• Le moindre signe de vie

    Je pensais qu'il me manquait une case ; qu’une partie de mon cerveau n’avait pas été terminée. Tout le monde lisait autour de moi, mais moi, il n’y avait rien à faire : cette occupation ne me procurait aucun plaisir. Alors je simulais – histoire de contenter ma mère : elle insistait lourdement pour que je lise un peu tous les jours. Je prenais un livre au hasard et j’imitais les vrais lecteurs, je me forçais à avoir l'air intéressé ; mes yeux roulaient de gauche à droite entraînant avec eux ma tête que je retenais d’aller trop vite sinon ma simulation aurait échoué et ma mère, bien qu'absorbée par la lecture de ses romans, se serait tout de suite rendu compte de la supercherie. De temps à autre, quand même, elle jetait un coup d'œil furtif dans ma direction, histoire de vérifier où j’en étais. Mais comment parvenait-elle à lire aussi rapidement ? J’avais beau me concentrer au maximum, les mots s’enchaînaient difficilement les uns aux autres puis s'envolaient une fois qu’ils avaient été saisis. Je les oubliais au fur et à mesure. J'étais ailleurs : occupé à faire semblant et en même temps plongé dans mes tourments d'enfant hyperactif.

     

    Ma mère n’y voyait que du feu, elle croyait qu'en m'obligeant à être à ses côtés, j’aurais fini par aimer lire. Elle se trompait : mon dégoût pour la lecture, au contraire, s'accentuait. Je feuilletais mon bouquin en pensant à son auteur plus qu’à son texte. J'étais à la fois étonné et fatigué de rester devant des phrases sans écho.
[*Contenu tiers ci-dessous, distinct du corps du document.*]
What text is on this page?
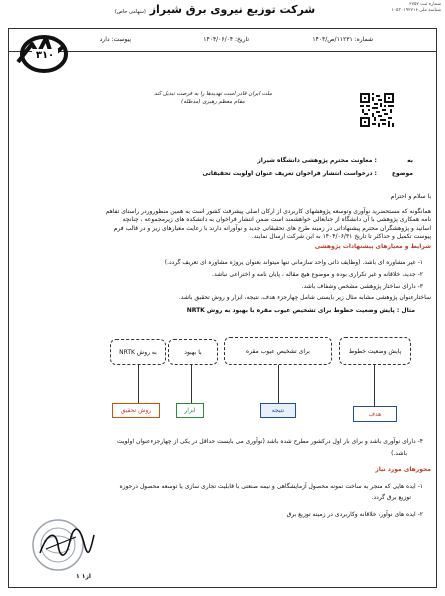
شماره ثبت ۲۷۵۷
شناسه ملی ۱۰۵۳۰۱۹۲۷۱۶
شرکت توزیع نیروی برق شیراز (سهامی خاص)
۳۱۰
شماره: ۱۱۲۳۱/ص/۱۴۰۴
تاریخ: ۱۴۰۴/۰۶/۰۴
پیوست: دارد
ملت ایران قادر است تهدیدها را به فرصت تبدیل کند
مقام معظم رهبری (مدظله)
به : معاونت محترم پژوهشی دانشگاه شیراز
موضوع : درخواست انتشار فراخوان تعریف عنوان اولویت تحقیقاتی
با سلام و احترام
همانگونه که مستحضرید نوآوری وتوسعه پژوهشهای کاربردی از ارکان اصلی پیشرفت کشور است به همین منظوروردر راستای تفاهم
نامه همکاری پژوهشی با آن دانشگاه از جنابعالی خواهشمند است ضمن انتشار فراخوان به دانشکده های زیرمجموعه ، چنانچه
اساتید و پژوهشگران محترم پیشنهاداتی در زمینه طرح های تحقیقاتی جدید و نوآورانه دارند با رعایت معیارهای زیر و در قالب فرم
پیوست تکمیل و حداکثر تا تاریخ ۱۴۰۴/۰۶/۳۱ به این شرکت ارسال نمایند.
شرایط و معیارهای پیشنهادات پژوهشی
۱- غیر مشاوره ای باشد. (وظایف ذاتی واحد سازمانی تنها میتواند بعنوان پروژه مشاوره ای تعریف گردد.)
۲- جدید، خلاقانه و غیر تکراری بوده و موضوع هیچ مقاله ، پایان نامه و اختراعی نباشد.
۳- دارای ساختار پژوهشی مشخص وشفاف باشد.
ساختارعنوان پژوهشی مشابه مثال زیر بایستی شامل چهارجزء هدف، نتیجه، ابزار و روش تحقیق باشد.
مثال : پایش وضعیت خطوط برای تشخیص عیوب مقره با بهبود به روش NRTK
پایش وضعیت خطوط
برای تشخیص عیوب مقره
با بهبود
به روش NRTK
هدف
نتیجه
ابزار
روش تحقیق
۴- دارای نوآوری باشد و برای بار اول درکشور مطرح شده باشد (نوآوری می بایست حداقل در یکی از چهارجزءعنوان اولویت
باشد.)
محورهای مورد نیاز
۱- ایده هایی که منجر به ساخت نمونه محصول آزمایشگاهی و نیمه صنعتی با قابلیت تجاری سازی یا توسعه محصول درحوزه
توزیع برق گردد.
۲- ایده های نوآور، خلاقانه وکاربردی در زمینه توزیع برق
از۱ ۱
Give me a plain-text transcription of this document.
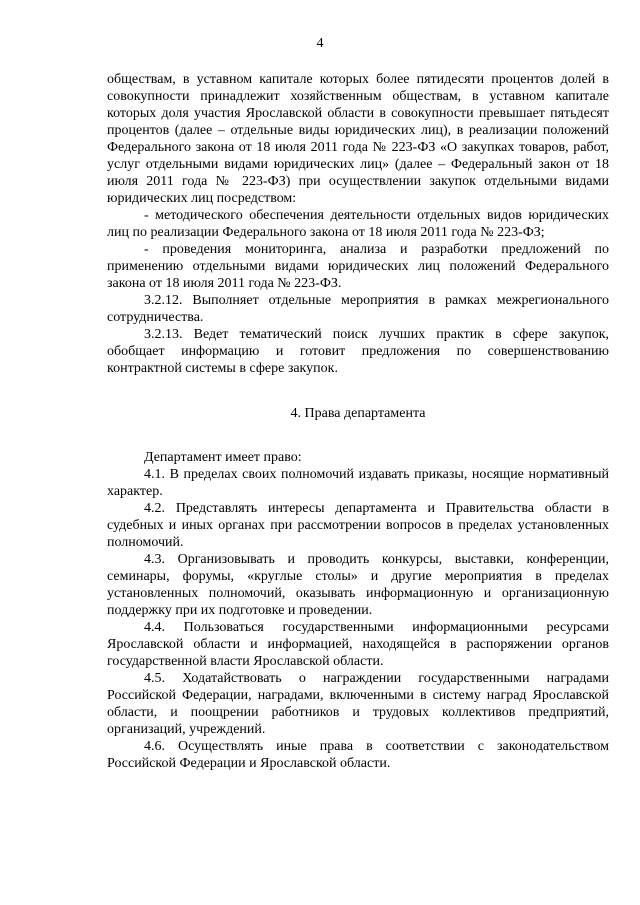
4

обществам, в уставном капитале которых более пятидесяти процентов долей в совокупности принадлежит хозяйственным обществам, в уставном капитале которых доля участия Ярославской области в совокупности превышает пятьдесят процентов (далее – отдельные виды юридических лиц), в реализации положений Федерального закона от 18 июля 2011 года № 223-ФЗ «О закупках товаров, работ, услуг отдельными видами юридических лиц» (далее – Федеральный закон от 18 июля 2011 года № 223-ФЗ) при осуществлении закупок отдельными видами юридических лиц посредством:

- методического обеспечения деятельности отдельных видов юридических лиц по реализации Федерального закона от 18 июля 2011 года № 223-ФЗ;

- проведения мониторинга, анализа и разработки предложений по применению отдельными видами юридических лиц положений Федерального закона от 18 июля 2011 года № 223-ФЗ.

3.2.12. Выполняет отдельные мероприятия в рамках межрегионального сотрудничества.

3.2.13. Ведет тематический поиск лучших практик в сфере закупок, обобщает информацию и готовит предложения по совершенствованию контрактной системы в сфере закупок.

4. Права департамента

Департамент имеет право:

4.1. В пределах своих полномочий издавать приказы, носящие нормативный характер.

4.2. Представлять интересы департамента и Правительства области в судебных и иных органах при рассмотрении вопросов в пределах установленных полномочий.

4.3. Организовывать и проводить конкурсы, выставки, конференции, семинары, форумы, «круглые столы» и другие мероприятия в пределах установленных полномочий, оказывать информационную и организационную поддержку при их подготовке и проведении.

4.4. Пользоваться государственными информационными ресурсами Ярославской области и информацией, находящейся в распоряжении органов государственной власти Ярославской области.

4.5. Ходатайствовать о награждении государственными наградами Российской Федерации, наградами, включенными в систему наград Ярославской области, и поощрении работников и трудовых коллективов предприятий, организаций, учреждений.

4.6. Осуществлять иные права в соответствии с законодательством Российской Федерации и Ярославской области.
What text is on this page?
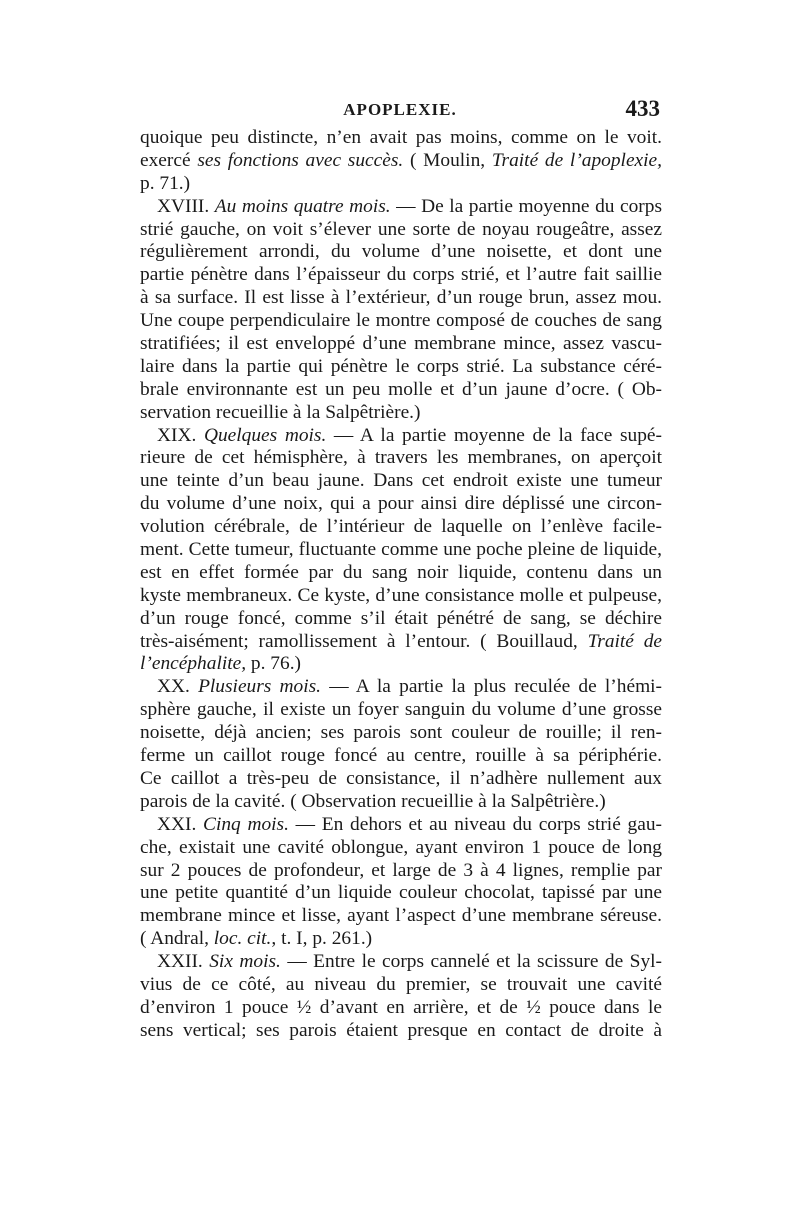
APOPLEXIE.	433
quoique peu distincte, n’en avait pas moins, comme on le voit.
exercé ses fonctions avec succès. ( Moulin, Traité de l’apoplexie,
p. 71.)
XVIII. Au moins quatre mois. — De la partie moyenne du corps
strié gauche, on voit s’élever une sorte de noyau rougeâtre, assez
régulièrement arrondi, du volume d’une noisette, et dont une
partie pénètre dans l’épaisseur du corps strié, et l’autre fait saillie
à sa surface. Il est lisse à l’extérieur, d’un rouge brun, assez mou.
Une coupe perpendiculaire le montre composé de couches de sang
stratifiées; il est enveloppé d’une membrane mince, assez vascu-
laire dans la partie qui pénètre le corps strié. La substance céré-
brale environnante est un peu molle et d’un jaune d’ocre. ( Ob-
servation recueillie à la Salpêtrière.)
XIX. Quelques mois. — A la partie moyenne de la face supé-
rieure de cet hémisphère, à travers les membranes, on aperçoit
une teinte d’un beau jaune. Dans cet endroit existe une tumeur
du volume d’une noix, qui a pour ainsi dire déplissé une circon-
volution cérébrale, de l’intérieur de laquelle on l’enlève facile-
ment. Cette tumeur, fluctuante comme une poche pleine de liquide,
est en effet formée par du sang noir liquide, contenu dans un
kyste membraneux. Ce kyste, d’une consistance molle et pulpeuse,
d’un rouge foncé, comme s’il était pénétré de sang, se déchire
très-aisément; ramollissement à l’entour. ( Bouillaud, Traité de
l’encéphalite, p. 76.)
XX. Plusieurs mois. — A la partie la plus reculée de l’hémi-
sphère gauche, il existe un foyer sanguin du volume d’une grosse
noisette, déjà ancien; ses parois sont couleur de rouille; il ren-
ferme un caillot rouge foncé au centre, rouille à sa périphérie.
Ce caillot a très-peu de consistance, il n’adhère nullement aux
parois de la cavité. ( Observation recueillie à la Salpêtrière.)
XXI. Cinq mois. — En dehors et au niveau du corps strié gau-
che, existait une cavité oblongue, ayant environ 1 pouce de long
sur 2 pouces de profondeur, et large de 3 à 4 lignes, remplie par
une petite quantité d’un liquide couleur chocolat, tapissé par une
membrane mince et lisse, ayant l’aspect d’une membrane séreuse.
( Andral, loc. cit., t. I, p. 261.)
XXII. Six mois. — Entre le corps cannelé et la scissure de Syl-
vius de ce côté, au niveau du premier, se trouvait une cavité
d’environ 1 pouce ½ d’avant en arrière, et de ½ pouce dans le
sens vertical; ses parois étaient presque en contact de droite à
Mes yeux survolaient les pages, à l'affût du moindre signe de vie. Hélas, je ne tombais que sur des traces de fausse existence racontée pour séduire. Je cherchais dans le silence une mouche sur un mur, un nuage dans le ciel, un oiseau sur une branche, la patte de Sultan, une araignée au plafond, ou bien encore un frémissement de feuilles dans le poirier juste en face de chez nous. Tout était bon pour échapper à la corvée. Dès que maman tournait une page, je sursautais et j'attendais quelques secondes avant de l’imiter. Quand elle déclarait triomphalement que ça suffisait pour aujourd'hui, j'étais soulagé. C'était plus difficile de lui résumer les quelques pages que j’avais fait semblant de lire, mais après tout, je ne me défendais pas trop mal. Faut dire, j’en connaissais un bout en affabulation ; c’était un bon entraînement pour moi.